Primera crónica de mi viaje a Santo Tomé y Príncipe en septiembre de 2010.
Por Yolanda Calvo, enfermera

Niños en Santo Tomé y PríncipeSiempre me había hecho ilusión viajar a África. Era el viaje soñado y deseaba su llegada como los niños esperan la Navidad. No es que hubiera soñado con ir a Santo Tomé, si tengo que ser sincera, debí ubicarlo en el mapa para tener conciencia exacta de sus coordenadas geográficas, pero siempre me atrajeron la selva, los paisajes vírgenes y verdes del trópico y, aunque Tanzania o Kenia, incluso el Congo, eran mis países de referencia, cuando supe que iba a una pequeña isla situada en el golfo de Guinea en la línea del Ecuador me sentí igual de satisfecha.

Para empezar, quiero decir que el viaje transcurrió sin problemas, excepto el agotamiento final intenso, el trastorno de una noche sin dormir y dos horas de cambio horario. Llegamos en hora, algo que realmente me sorprendió después de tres aviones, cuatro aeropuertos y varias horas muertas de espera.

Otra cosa fue pasar la aduana, o la frontera, o lo que fuera que pasamos. Una fila inmensa con todo el pasaje se agolpó delante de una única puerta, mientras nos torrábamos al sol de las seis de la mañana y veíamos las maletas circular por la única cinta que hay y caerse continuamente, mientras nadie se hacía responsable y nos miraban de reojo. Al final yo llegué bien y la maleta sólo un poco rota, sin candado y sin enganche. No está nada mal, hay que reconocerlo.

El “portuñol”
Llegamos a casa en la furgoneta de la “Asociación Nacional de Enfermeiras y Parteiras” (ANEP) en dos turnos y nos recibió la señora de la casa, Isabel, enfermera pediátrica y directora del hospital, así se presentó. Muy amable. Hablando “portuñol” algo que todos hemos conseguido identificar bien y entender sin dificultad.
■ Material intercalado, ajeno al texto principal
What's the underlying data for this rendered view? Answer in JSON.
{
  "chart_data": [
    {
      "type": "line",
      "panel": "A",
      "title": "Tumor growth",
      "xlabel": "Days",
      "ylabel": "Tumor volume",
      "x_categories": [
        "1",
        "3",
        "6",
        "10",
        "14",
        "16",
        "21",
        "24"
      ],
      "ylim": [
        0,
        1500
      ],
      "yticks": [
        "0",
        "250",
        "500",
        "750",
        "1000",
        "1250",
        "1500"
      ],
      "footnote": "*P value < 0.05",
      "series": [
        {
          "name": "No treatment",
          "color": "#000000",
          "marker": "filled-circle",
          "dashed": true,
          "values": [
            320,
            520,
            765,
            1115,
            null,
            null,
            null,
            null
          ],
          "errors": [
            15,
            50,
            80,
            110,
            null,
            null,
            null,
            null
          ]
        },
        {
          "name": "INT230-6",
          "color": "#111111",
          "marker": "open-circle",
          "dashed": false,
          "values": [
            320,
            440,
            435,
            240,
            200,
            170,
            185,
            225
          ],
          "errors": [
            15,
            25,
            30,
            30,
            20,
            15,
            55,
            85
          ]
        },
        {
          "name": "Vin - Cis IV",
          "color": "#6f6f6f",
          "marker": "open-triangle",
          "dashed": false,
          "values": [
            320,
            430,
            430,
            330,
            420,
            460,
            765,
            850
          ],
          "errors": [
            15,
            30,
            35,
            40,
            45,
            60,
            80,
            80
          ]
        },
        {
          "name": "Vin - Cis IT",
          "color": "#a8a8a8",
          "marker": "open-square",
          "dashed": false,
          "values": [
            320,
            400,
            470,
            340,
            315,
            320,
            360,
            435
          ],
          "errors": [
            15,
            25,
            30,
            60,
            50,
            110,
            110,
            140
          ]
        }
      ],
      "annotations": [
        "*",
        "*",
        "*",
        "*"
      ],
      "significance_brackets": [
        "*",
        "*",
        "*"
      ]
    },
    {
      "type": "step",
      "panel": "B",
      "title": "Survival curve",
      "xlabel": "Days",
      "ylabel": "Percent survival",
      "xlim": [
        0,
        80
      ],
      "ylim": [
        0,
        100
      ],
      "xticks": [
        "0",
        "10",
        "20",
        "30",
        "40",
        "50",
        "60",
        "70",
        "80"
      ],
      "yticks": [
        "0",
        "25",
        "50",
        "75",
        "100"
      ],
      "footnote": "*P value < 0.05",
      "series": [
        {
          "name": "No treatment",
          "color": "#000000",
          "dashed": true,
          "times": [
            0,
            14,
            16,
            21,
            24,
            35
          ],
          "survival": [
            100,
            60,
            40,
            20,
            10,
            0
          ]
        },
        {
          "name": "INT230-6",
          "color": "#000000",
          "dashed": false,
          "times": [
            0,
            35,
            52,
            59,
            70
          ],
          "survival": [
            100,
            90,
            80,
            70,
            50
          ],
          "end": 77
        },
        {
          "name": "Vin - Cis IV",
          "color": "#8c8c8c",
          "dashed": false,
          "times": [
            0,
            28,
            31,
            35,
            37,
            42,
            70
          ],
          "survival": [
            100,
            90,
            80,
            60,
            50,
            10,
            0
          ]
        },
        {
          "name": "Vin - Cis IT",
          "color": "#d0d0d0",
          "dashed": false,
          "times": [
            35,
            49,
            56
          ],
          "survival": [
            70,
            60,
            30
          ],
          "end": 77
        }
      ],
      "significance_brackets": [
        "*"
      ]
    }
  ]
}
Vivimos doce personas en la misma casa, con dos baños. Comemos bien, aunque pronto nos cansaremos de la repetición de comida diaria -muchos estarían encantados de tener la variedad y la calidad que hemos tenido-. La vida transcurre sin prisa, parte por el calor, parte por la inercia del país que vive “leve leve”, lo que quiere decir sin prisa, más o menos.

Llegamos en viernes, así que tenemos todo el fin de semana por delante, afortunadamente, para ponernos al día, conocer la ciudad y la gente, y a nosotras mismas. El sábado nos vamos de excursión por la ciudad para ver los sitios emblemáticos y las zonas interesantes -como los bares, restaurantes, cibers…- Las calles, las plazas, el mercado… Y el domingo a conocer la zona del Parque Nacional de OBO. Resulta que el lunes es la Fiesta Nacional y tampoco se trabaja -hay desfiles militares, sólo del ejército de tierra porque, pese a ser una isla, no tienen aviación ni tampoco barcos de guerra-.

La gente es amable, educada y simpática. No les gusta que les fotografíen y se enfadan mucho si lo hacemos sin permiso. Los niños son monísimos y las mamás los llevan atados a la espalda todo el día hasta que tienen unos dos años. Pegados a ellas. Se ve mucha pobreza, pocos recursos, poca higiene y muchas sonrisas. Los niños se divierten con rudimentarios juguetes, y se hacen mayores muy rápido. La mayoría se visten raídos y sin zapatos y algunos tienen las caras tristes, pero se les ilumina una sonrisa si les sonríes o si les hablas y si les das una chuche… aparecen por arte de magia varios corriendo y te miran con ojos suplicantes.